« Propos mensongers », « insubordination » : ce que révèle la lettre de licenciement du DRH de l’AGEROUTE

Les raisons du licenciement de Cheikh Ahmed Tidiane Thiame commencent à se préciser. Alors que l’éviction du Directeur des Ressources humaines de l’AGEROUTE était déjà connue, la lettre officielle signée par le Directeur général Moustapha Fall dévoile les motivations avancées par la direction pour justifier cette décision radicale.

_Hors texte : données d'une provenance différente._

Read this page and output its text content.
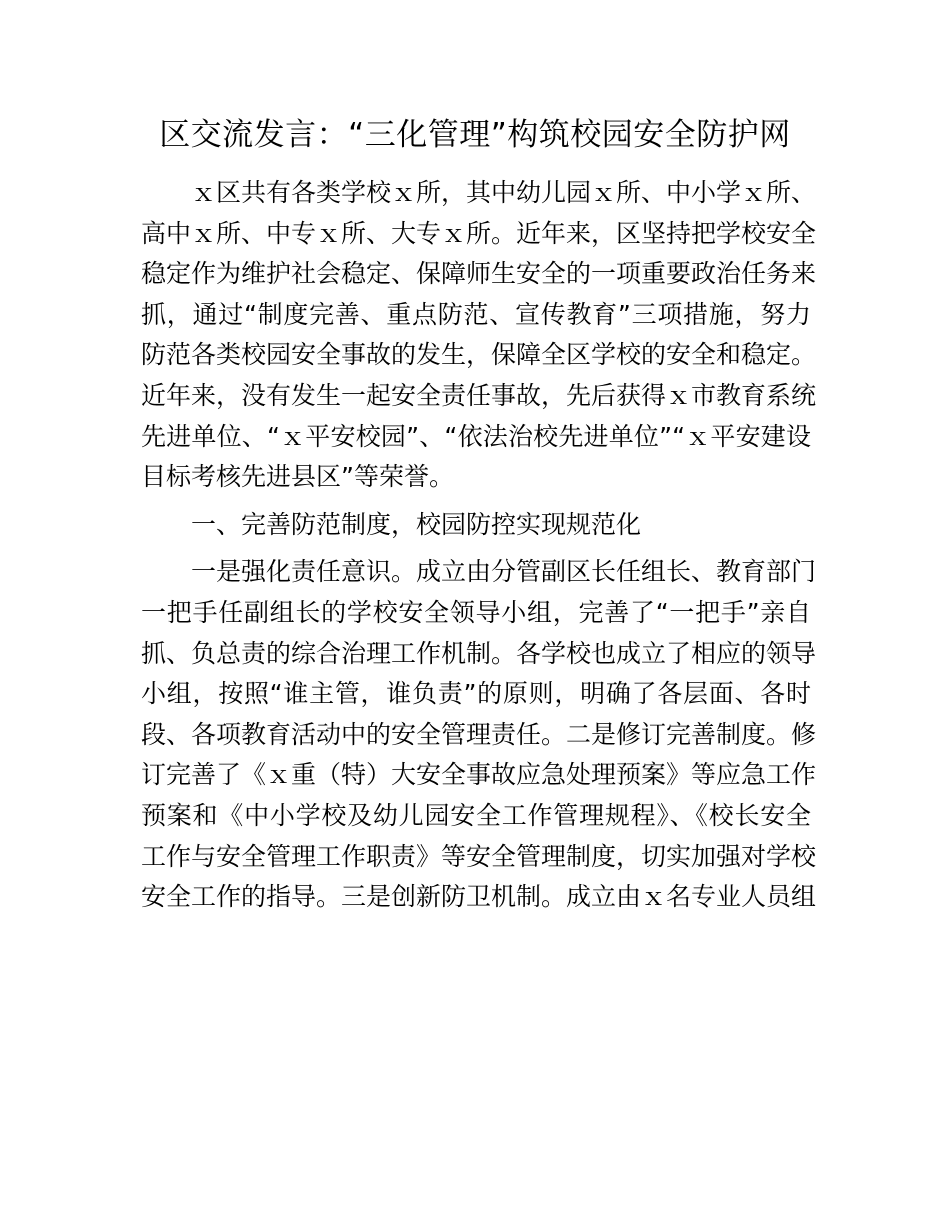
区交流发言：“三化管理”构筑校园安全防护网
ｘ区共有各类学校ｘ所，其中幼儿园ｘ所、中小学ｘ所、
高中ｘ所、中专ｘ所、大专ｘ所。近年来，区坚持把学校安全
稳定作为维护社会稳定、保障师生安全的一项重要政治任务来
抓，通过“制度完善、重点防范、宣传教育”三项措施，努力
防范各类校园安全事故的发生，保障全区学校的安全和稳定。
近年来，没有发生一起安全责任事故，先后获得ｘ市教育系统
先进单位、“ｘ平安校园”、“依法治校先进单位”“ｘ平安建设
目标考核先进县区”等荣誉。
一、完善防范制度，校园防控实现规范化
一是强化责任意识。成立由分管副区长任组长、教育部门
一把手任副组长的学校安全领导小组，完善了“一把手”亲自
抓、负总责的综合治理工作机制。各学校也成立了相应的领导
小组，按照“谁主管，谁负责”的原则，明确了各层面、各时
段、各项教育活动中的安全管理责任。二是修订完善制度。修
订完善了《ｘ重（特）大安全事故应急处理预案》等应急工作
预案和《中小学校及幼儿园安全工作管理规程》、《校长安全
工作与安全管理工作职责》等安全管理制度，切实加强对学校
安全工作的指导。三是创新防卫机制。成立由ｘ名专业人员组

Datée du 15 mai 2026 et marquée du sceau « confidentiel », la correspondance évoque une série de griefs formulés contre l’ancien DRH à la suite de sa récente sortie médiatique largement relayée sur les réseaux sociaux et dans la presse.

Dans le document, le Directeur général accuse Cheikh Ahmed Tidiane Thiam d’avoir tenu des « propos mensongers » à son encontre lors d’un point de presse consacré à la gouvernance de l’AGEROUTE depuis sa nomination. La direction lui reproche également d’avoir divulgué au grand public des informations internes et confidentielles relatives au fonctionnement de l’agence.

Moustapha Fall considère aussi que cette prise de parole publique a cherché à installer « un malaise entre la Direction générale et ses collaborateurs », en remettant en cause certains choix stratégiques opérés depuis son arrivée à la tête de la structure.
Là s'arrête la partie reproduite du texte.